AUSTIN (KXAN) — The safety barriers protecting New Orleans’ Bourbon Street were under construction, and not up, when a driver plowed into a crowd on the street in the early hours of New Year's Day, killing 15 people.
The project to replace the city’s old bollards along Bourbon Street with newer stainless-steel bollards began in early November and was set to continue until January, according to the city’s plans posted online. Online plans showed the construction crews would be “replacing them with temporary asphalt to maintain vehicle access” during the construction.
New Orleans Police Superintendent Anne Kirkpatrick said on Wednesday there were officers and police cars in places where bollards were supposed to be. Kirkpatrick said the driver drove around the police vehicles onto the sidewalk.
Louisiana Governor Jeff Landry vowed to fix "defects" with safety barriers in the French Quarter.
"We can go into what-ifs forever. This is evil," Landry said. "Where there are defects in the system, we are going to be transparent, address them with the city, and make sure that we fill those gaps as best we can."
Rob Reiter, the co-founder of the nonprofit Storefront Safety Council, said using a police car as a safety barrier is not effective or recommended.
"A police car has a lot of things, but it's not a cheap, effective, full-time safety barrier. They can get moved for a number of reasons," Reiter said. "A determined attacker can push the vehicle out of the way using, you know, a low-speed crash, or just pushing it."
A recent study from the Cyber Cybersecurity & Infrastructure Security Agency identified 51 vehicle attacks in the United States between 2000 and 2022. The report also discussed vehicle-borne improvised explosives devices, or VBEID, in which a perpetrator uses a vehicle to deliver a bomb.
“Although infrequent, especially in the United States, potential VBIED incidents remain a serious concern for critical infrastructure facilities and mass gathering event security teams due to the associated potential threats, damage, and lethality,” the April 2024 report stated.
U.S. Rep.
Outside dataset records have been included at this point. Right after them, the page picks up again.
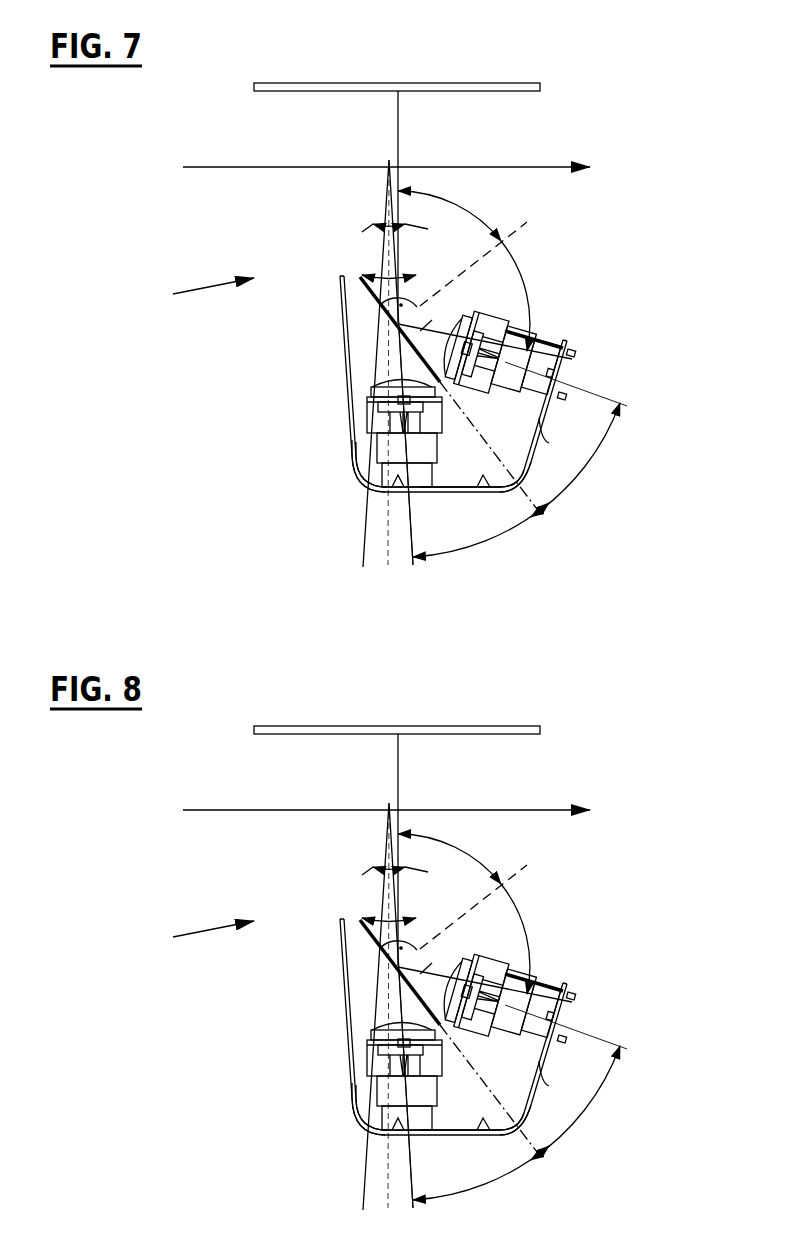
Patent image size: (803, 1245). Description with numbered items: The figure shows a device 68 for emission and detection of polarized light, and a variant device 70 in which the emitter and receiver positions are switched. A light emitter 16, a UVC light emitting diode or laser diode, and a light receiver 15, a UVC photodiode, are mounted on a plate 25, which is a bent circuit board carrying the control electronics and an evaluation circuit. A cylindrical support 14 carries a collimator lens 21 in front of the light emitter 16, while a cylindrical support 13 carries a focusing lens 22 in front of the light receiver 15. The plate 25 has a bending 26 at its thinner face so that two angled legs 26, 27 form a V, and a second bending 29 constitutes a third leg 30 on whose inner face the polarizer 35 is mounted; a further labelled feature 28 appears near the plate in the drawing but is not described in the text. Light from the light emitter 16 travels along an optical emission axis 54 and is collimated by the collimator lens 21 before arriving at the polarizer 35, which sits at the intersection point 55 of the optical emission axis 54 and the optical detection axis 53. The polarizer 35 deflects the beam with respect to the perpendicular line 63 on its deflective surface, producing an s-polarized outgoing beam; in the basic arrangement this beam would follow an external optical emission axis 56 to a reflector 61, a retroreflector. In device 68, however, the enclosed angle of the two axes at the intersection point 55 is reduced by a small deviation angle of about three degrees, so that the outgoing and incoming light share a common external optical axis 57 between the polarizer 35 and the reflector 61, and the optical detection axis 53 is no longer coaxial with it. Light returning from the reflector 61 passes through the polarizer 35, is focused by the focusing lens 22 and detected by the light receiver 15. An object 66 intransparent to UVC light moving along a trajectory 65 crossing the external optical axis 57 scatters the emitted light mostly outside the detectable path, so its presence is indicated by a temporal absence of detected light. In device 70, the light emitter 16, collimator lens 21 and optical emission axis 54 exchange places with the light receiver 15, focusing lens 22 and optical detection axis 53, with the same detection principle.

In FIG. 7, the reflector 61 is at (464, 84).
In FIG. 8, the reflector 61 is at (399, 697).
In FIG. 7, the external optical emission axis 56 is at (399, 125).
In FIG. 8, the external optical axis 57 is at (442, 850).
In FIG. 7, the object 66 is at (389, 160).
In FIG. 8, the object 66 is at (342, 982).
In FIG. 7, the trajectory 65 is at (537, 167).
In FIG. 8, the trajectory 65 is at (405, 777).
In FIG. 7, the perpendicular line 63 is at (522, 232).
In FIG. 8, the perpendicular line 63 is at (513, 906).
In FIG. 7, the polarizer 35 is at (361, 275).
In FIG. 8, the polarizer 35 is at (395, 1009).
In FIG. 7, the optical emission axis 54 is at (432, 320).
In FIG. 8, the optical emission axis 54 is at (334, 1089).
In FIG. 7, the optical detection axis 53 is at (398, 355).
In FIG. 8, the optical detection axis 53 is at (513, 923).
In FIG. 7, the device for emission and detection of polarized light 68 is at (198, 295).
In FIG. 8, the device for emission and detection of polarized light 70 is at (198, 938).
In FIG. 7, the intersection point 55 is at (398, 323).
In FIG. 8, the intersection point 55 is at (412, 966).
In FIG. 7, the collimator lens 21 is at (478, 308).
In FIG. 8, the collimator lens 21 is at (350, 1126).
In FIG. 7, the focusing lens 22 is at (350, 483).
In FIG. 8, the focusing lens 22 is at (546, 991).
In FIG. 7, the support 14 is at (510, 355).
In FIG. 8, the support 14 is at (347, 1141).
In FIG. 7, the support 13 is at (347, 498).
In FIG. 8, the support 13 is at (580, 1060).
In FIG. 7, the light emitter 16 is at (560, 367).
In FIG. 8, the light emitter 16 is at (382, 1152).
In FIG. 7, the light receiver 15 is at (382, 509).
In FIG. 8, the light receiver 15 is at (605, 1011).
In FIG. 7, the third leg 30 is at (343, 372).
In FIG. 8, the third leg 30 is at (411, 1027).
In FIG. 7, the second bending 29 is at (350, 483).
In FIG. 8, the second bending 29 is at (323, 1113).
In FIG. 7, the housing tab 28 is at (548, 443).
In FIG. 8, the housing tab 28 is at (597, 1109).
In FIG. 7, the bending 26 is at (528, 467).
In FIG. 8, the bending 26 is at (567, 1146).
In FIG. 7, the leg 27 is at (450, 490).
In FIG. 8, the leg 27 is at (481, 1184).
In FIG. 7, the plate 25 is at (484, 476).
In FIG. 8, the plate 25 is at (517, 1174).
Lloyd Doggett, D-Austin, asked the General Services Administration to review all federally owned and leased buildings in the southwestern United States, including Louisiana, amid an "increased number of deaths and injuries from a lack of safety bollards." The letter sent on Dec. 27 cited KXAN's "Preventing Disaster" investigation.
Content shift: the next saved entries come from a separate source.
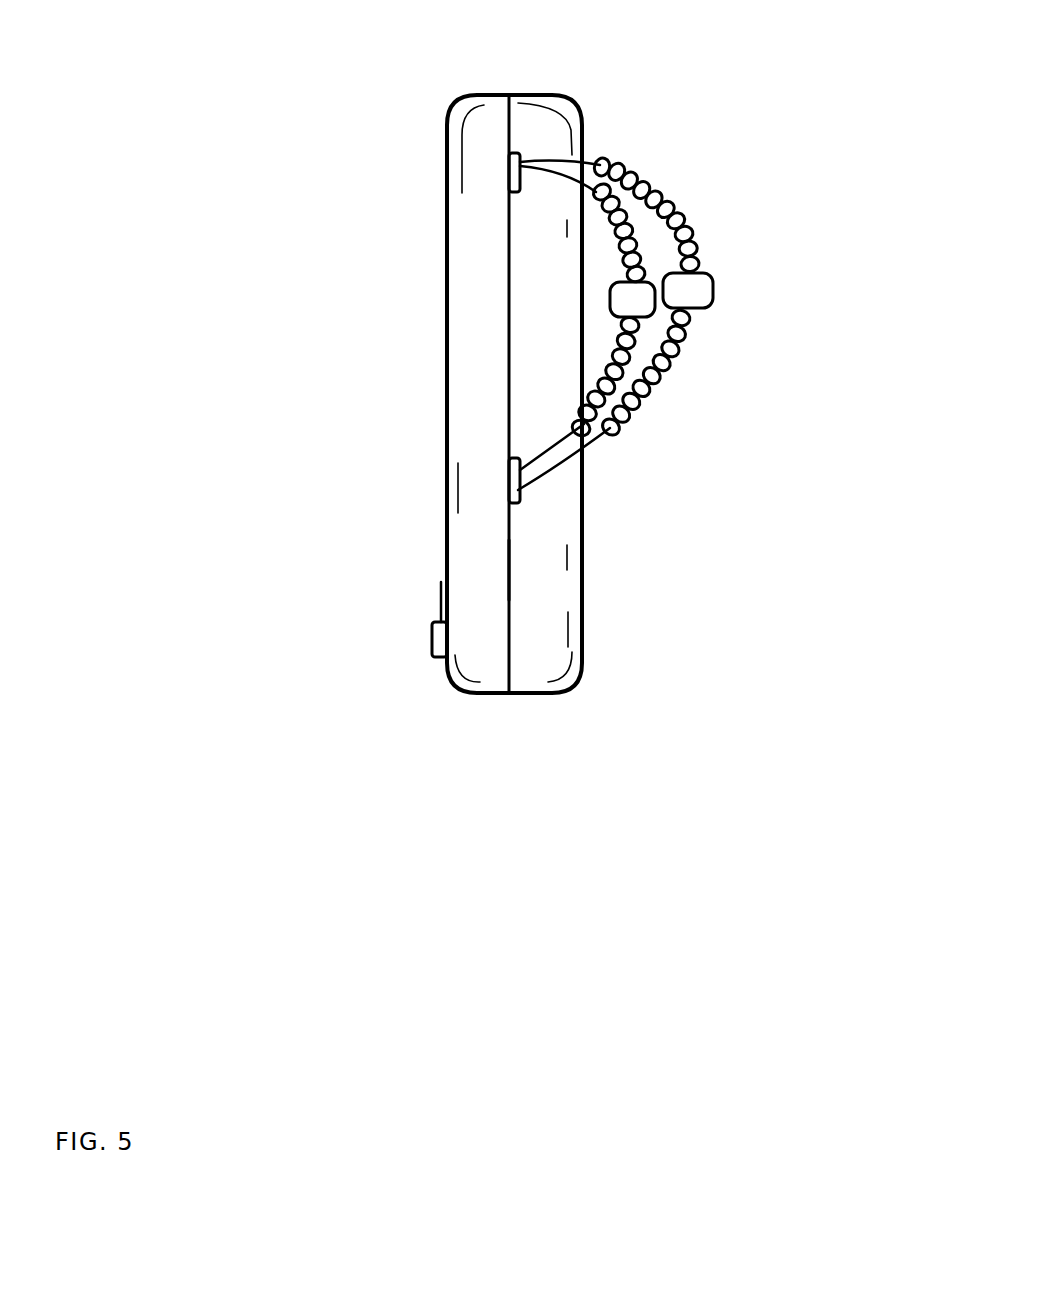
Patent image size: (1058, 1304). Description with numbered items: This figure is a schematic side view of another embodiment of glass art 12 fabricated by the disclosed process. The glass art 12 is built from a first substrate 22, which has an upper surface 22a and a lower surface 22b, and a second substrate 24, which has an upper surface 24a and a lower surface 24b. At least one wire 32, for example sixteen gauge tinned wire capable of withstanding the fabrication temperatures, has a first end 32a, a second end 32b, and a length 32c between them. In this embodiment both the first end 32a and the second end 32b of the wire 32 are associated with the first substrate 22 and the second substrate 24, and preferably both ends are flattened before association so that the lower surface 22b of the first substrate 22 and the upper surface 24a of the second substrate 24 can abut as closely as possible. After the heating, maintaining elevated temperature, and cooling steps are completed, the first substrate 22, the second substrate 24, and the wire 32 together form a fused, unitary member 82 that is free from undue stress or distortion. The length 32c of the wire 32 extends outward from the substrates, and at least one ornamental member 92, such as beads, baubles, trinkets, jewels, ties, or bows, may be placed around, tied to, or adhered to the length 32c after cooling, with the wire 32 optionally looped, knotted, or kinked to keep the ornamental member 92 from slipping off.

The glass art 12 is at (370, 743).
The first substrate 22 is at (473, 212).
The upper surface of first substrate 22a is at (447, 279).
The lower surface of first substrate 22b is at (509, 343).
The second substrate 24 is at (550, 512).
The upper surface of second substrate 24a is at (513, 572).
The lower surface of second substrate 24b is at (582, 614).
The wire 32 is at (698, 264).
The first end of wire 32a is at (527, 155).
The second end of wire 32b is at (520, 463).
The length of wire 32c is at (742, 232).
The fused unitary member 82 is at (507, 720).
The ornamental member 92 is at (663, 193).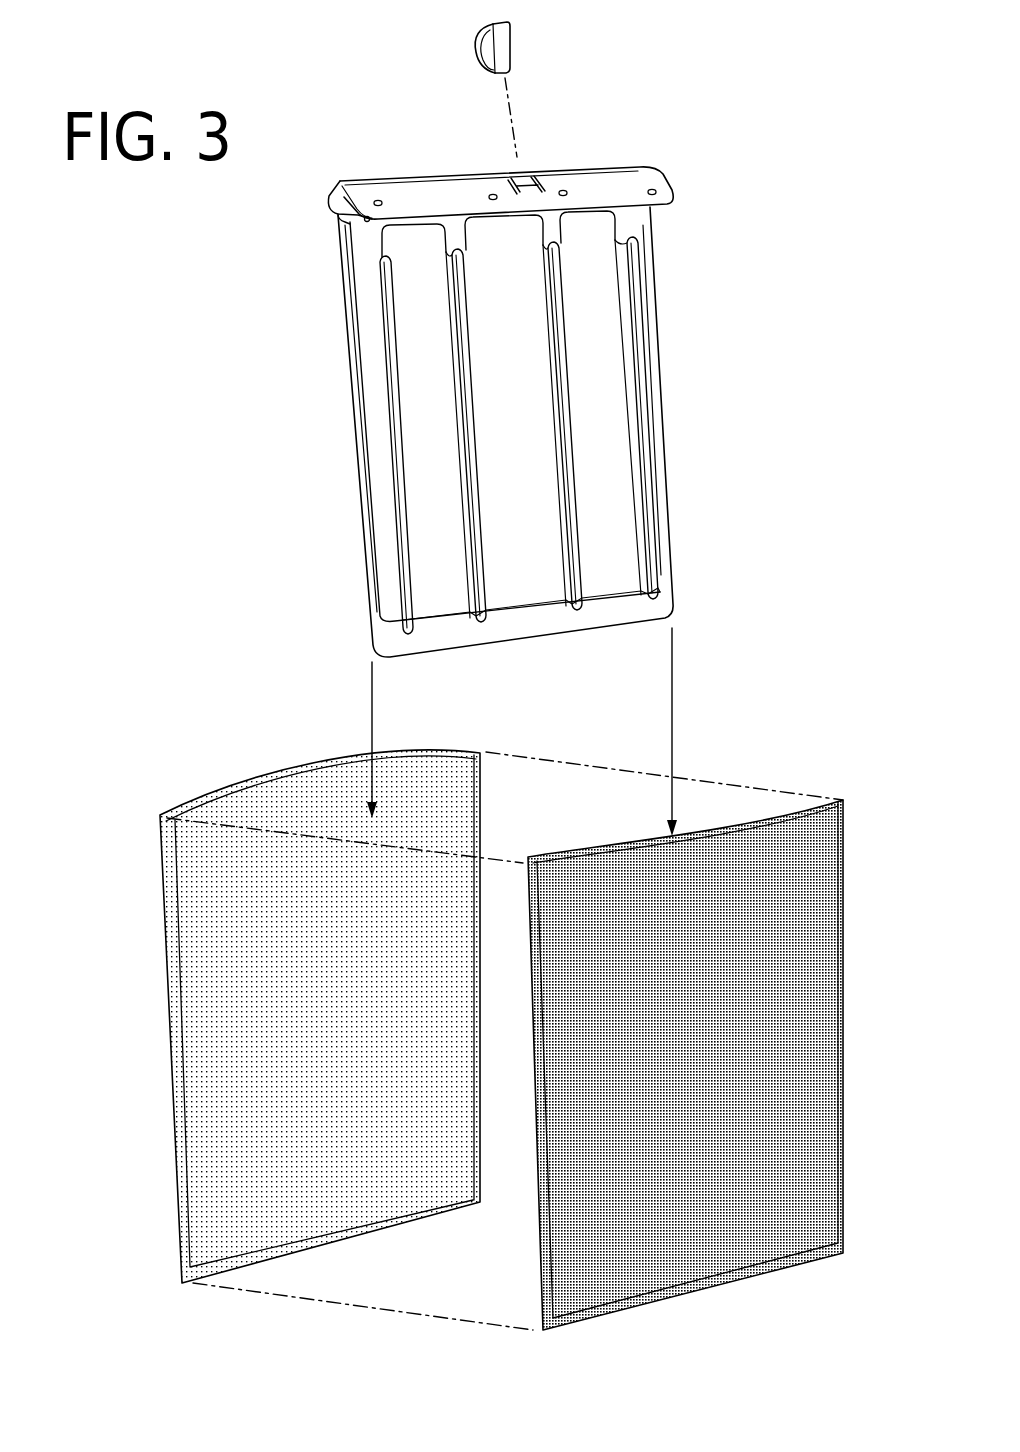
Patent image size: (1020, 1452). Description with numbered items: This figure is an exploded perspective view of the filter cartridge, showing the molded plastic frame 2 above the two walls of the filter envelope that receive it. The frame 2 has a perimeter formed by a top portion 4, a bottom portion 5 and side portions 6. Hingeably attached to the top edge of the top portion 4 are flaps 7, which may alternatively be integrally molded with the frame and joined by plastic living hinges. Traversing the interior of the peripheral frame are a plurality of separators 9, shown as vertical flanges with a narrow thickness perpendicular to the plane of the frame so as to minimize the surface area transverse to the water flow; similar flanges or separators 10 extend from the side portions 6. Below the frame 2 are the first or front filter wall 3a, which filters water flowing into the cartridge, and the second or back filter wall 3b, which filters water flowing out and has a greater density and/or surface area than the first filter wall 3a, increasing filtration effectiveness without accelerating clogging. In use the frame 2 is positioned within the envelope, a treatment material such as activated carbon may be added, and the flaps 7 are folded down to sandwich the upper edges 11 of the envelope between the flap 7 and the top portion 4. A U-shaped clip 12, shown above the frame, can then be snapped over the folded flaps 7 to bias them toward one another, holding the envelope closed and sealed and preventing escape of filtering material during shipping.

The frame 2 is at (688, 413).
The first filter wall 3a is at (200, 1090).
The second filter wall 3b is at (705, 1245).
The top portion 4 is at (360, 213).
The bottom portion 5 is at (548, 614).
The side portions 6 is at (650, 247).
The flaps 7 is at (393, 193).
The separators 9 is at (466, 306).
The flanges 10 is at (652, 495).
The upper edges 11 is at (292, 766).
The clip 12 is at (500, 42).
The Federal Bureau of Investigation said on Wednesday that weapons and a potential IED were in the Ford pickup truck investigators said 42-year-old Shamsud-Din Jabbar drove into the crowd on Bourbon St. An ISIS flag was also located in the vehicle.
The topic of safety bollards has come up recently within the Austin City Council and the Texas Legislature following KXAN’s reporting on a drunk driver who crashed through an Austin emergency room.
In December, the Austin City Council unanimously passed an ordinance requiring crash-rated safety bollards at new hospitals, urgent care clinics, and stand-alone emergency rooms. Texas State Senator Royce West, D-Dallas, filed a bill requiring crash-rated safety bollards at most hospitals in the state after KXAN’s reporting revealed more than 400 crashes, at or into, medical centers nationwide in the last decade.
Austin City Council Member Zo Qadri is also pushing for safety bollards to be placed in other parts of the city with high-foot traffic, specifically a requirement for safety bollards in downtown Austin. Qadri referenced concerns around a previous incident during SXSW in 2014 where a man drove into a crowd at the festival, killing four people.
“We are always looking at ways to keep pedestrians safe downtown, and many cities have utilized bollards to great effects to that end," Qadri said. "While these are still early discussions, I am very open to these kinds of simple and effective commonsense measures that save lives."